Une mission du FMI qui supervise en Equateur le fonctionnement de l’économie du pays se trouve comme chez elle. Le Ministre de l’Economie Mauricio Pozo et le Président de la Banque Centrale Mauricio Yépez, qui agissent comme des employés au service du FMI et non comme les représentants d’un pays souverain, servent ses exigences et s’apprêtent à exécuter ses dispositions.

Dans la ligne de l’accord "stand by" souscrit par le gouvernement de Gutiérrez, le FMI fait pression pour que soient atteints les objectifs d’austérité du Budget fiscal, pour que celui-ci n’excède pas les 6.700 millions de dollars. Dans sa perspective, cela implique fondamentalement de sévères restrictions aux dotations au secteur productif, qui baissent de 9,8 à 6,6%, à l’investissement social dans l’éducation, la santé et le logement et la diminution du marché de l’emploi dans le secteur public et le gel de ses rémunérations.

Le Fond exerce des pressions à la fois pour l’exécution des versements pour le paiement de la dette, fixés à 2.400 millions de dollars et pour le renforcement des budgets des forces armées et de la police qui atteignent 1.048 millions de dollars, additions qui dépassent 50% des dépenses totales.

Les moyens fiscaux se concentrent évidemment sur deux points cruciaux : La satisfaction des exigences des créditeurs d’une dette dont la légitimité est douteuse et le renforcement des appareils répressifs, en accord avec la stratégie de Washington d’impliquer l’Equateur dans sa guerre du Plan Colombie et d’empêcher les explosions sociales qui proviennent du crac financier de 99, des déséquilibres critiques de la dollarisation et des contradictions mêmes du modèle néo-libéral qui asphyxient les perspectives de croissance et étendent la tâche de la pauvreté sur 80% de la population.

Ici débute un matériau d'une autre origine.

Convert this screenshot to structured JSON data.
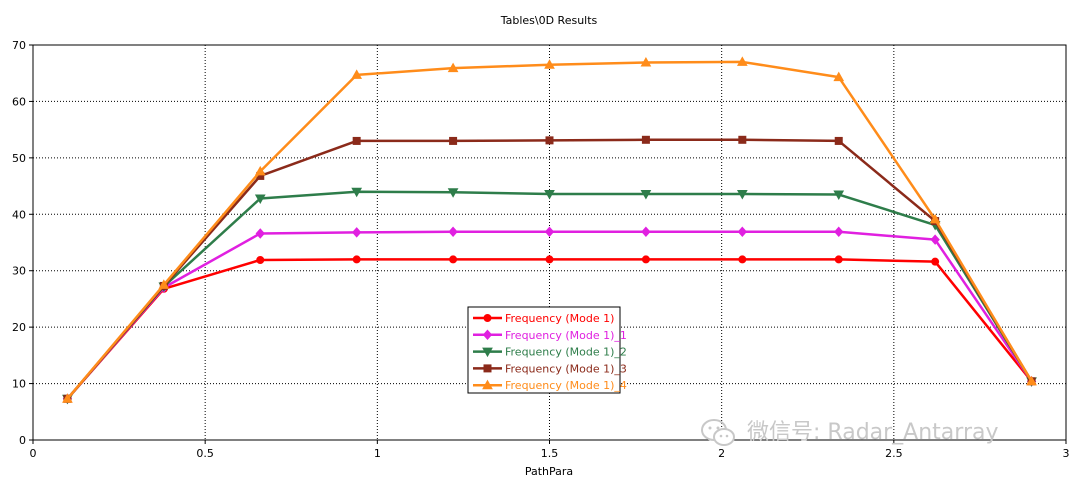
{
  "chart_data": {
    "type": "line",
    "title": "Tables\\0D Results",
    "xlabel": "PathPara",
    "ylabel": "",
    "xlim": [
      0,
      3
    ],
    "ylim": [
      0,
      70
    ],
    "xticks": [
      "0",
      "0.5",
      "1",
      "1.5",
      "2",
      "2.5",
      "3"
    ],
    "yticks": [
      "0",
      "10",
      "20",
      "30",
      "40",
      "50",
      "60",
      "70"
    ],
    "grid": true,
    "legend_position": "bottom-center",
    "x": [
      0.1,
      0.38,
      0.66,
      0.94,
      1.22,
      1.5,
      1.78,
      2.06,
      2.34,
      2.62,
      2.9
    ],
    "series": [
      {
        "name": "Frequency (Mode 1)",
        "color": "#ff0000",
        "marker": "circle",
        "values": [
          7.3,
          26.8,
          31.9,
          32.0,
          32.0,
          32.0,
          32.0,
          32.0,
          32.0,
          31.6,
          10.4
        ]
      },
      {
        "name": "Frequency (Mode 1)_1",
        "color": "#e020e0",
        "marker": "diamond",
        "values": [
          7.3,
          27.0,
          36.6,
          36.8,
          36.9,
          36.9,
          36.9,
          36.9,
          36.9,
          35.5,
          10.4
        ]
      },
      {
        "name": "Frequency (Mode 1)_2",
        "color": "#2e7d4a",
        "marker": "triangle-down",
        "values": [
          7.3,
          27.2,
          42.8,
          44.0,
          43.9,
          43.6,
          43.6,
          43.6,
          43.5,
          38.1,
          10.4
        ]
      },
      {
        "name": "Frequency (Mode 1)_3",
        "color": "#8b2a1a",
        "marker": "square",
        "values": [
          7.3,
          27.3,
          46.8,
          53.0,
          53.0,
          53.1,
          53.2,
          53.2,
          53.0,
          38.8,
          10.4
        ]
      },
      {
        "name": "Frequency (Mode 1)_4",
        "color": "#ff8c1a",
        "marker": "triangle-up",
        "values": [
          7.3,
          27.5,
          47.6,
          64.7,
          65.9,
          66.5,
          66.9,
          67.0,
          64.3,
          39.1,
          10.4
        ]
      }
    ]
  },
  "watermark": {
    "text": "微信号: Radar_Antarray",
    "icon": "wechat-icon"
  }
}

Bien que l’endettement de l’Equateur oscille autour de 60% du produit intérieur brut, le programme du fond est que le budget se finance avec 1.727 millions de nouvel endettement et des mesures d’ajustement contre une population aux revenus insuffisants. En l’occurrence, la mission du FMI a consisté à exercer des pressions par l’élimination de l’allocation au gaz, l’introduction d’une réforme du travail visant à geler la masse salariale et à réduire les employés du secteur public
et une réforme des taxes pour augmenter les recettes au moyen d’impôts frappant les véhicules et en éliminant les boucliers fiscaux qui protégeaient l’appareil productif local.

L’ensemble des exigences du FMI met le gouvernement de Gutiérrez dans une position de guerre ouverte avec la classe ouvrière et l’ensemble du peuple, qui peut provoquer la fracture de la coalition politique qui l’a élu et déchaîner une crise majeure. De fait, même dans les milieux patronaux, on fait observer le danger d’une explosion sociale du fait de la détérioration de l’appareil productif dérivé de la dollarisation qui a permis l’invasion du marché intérieur par des denrées étrangères et a restreint et fait monter le prix du crédit, à cause de l’insuffisance de dollars, engendrée par le déficit commercial et la décision des banquiers de transférer les dépôts de ses clients à l’extérieur.

Source : ADITAL (Agência de Informação Frei Tito para a América Latina - www.adital.org.br) 2003.

Traduction : Yves Moy, Le Grain de Sable/ Attac.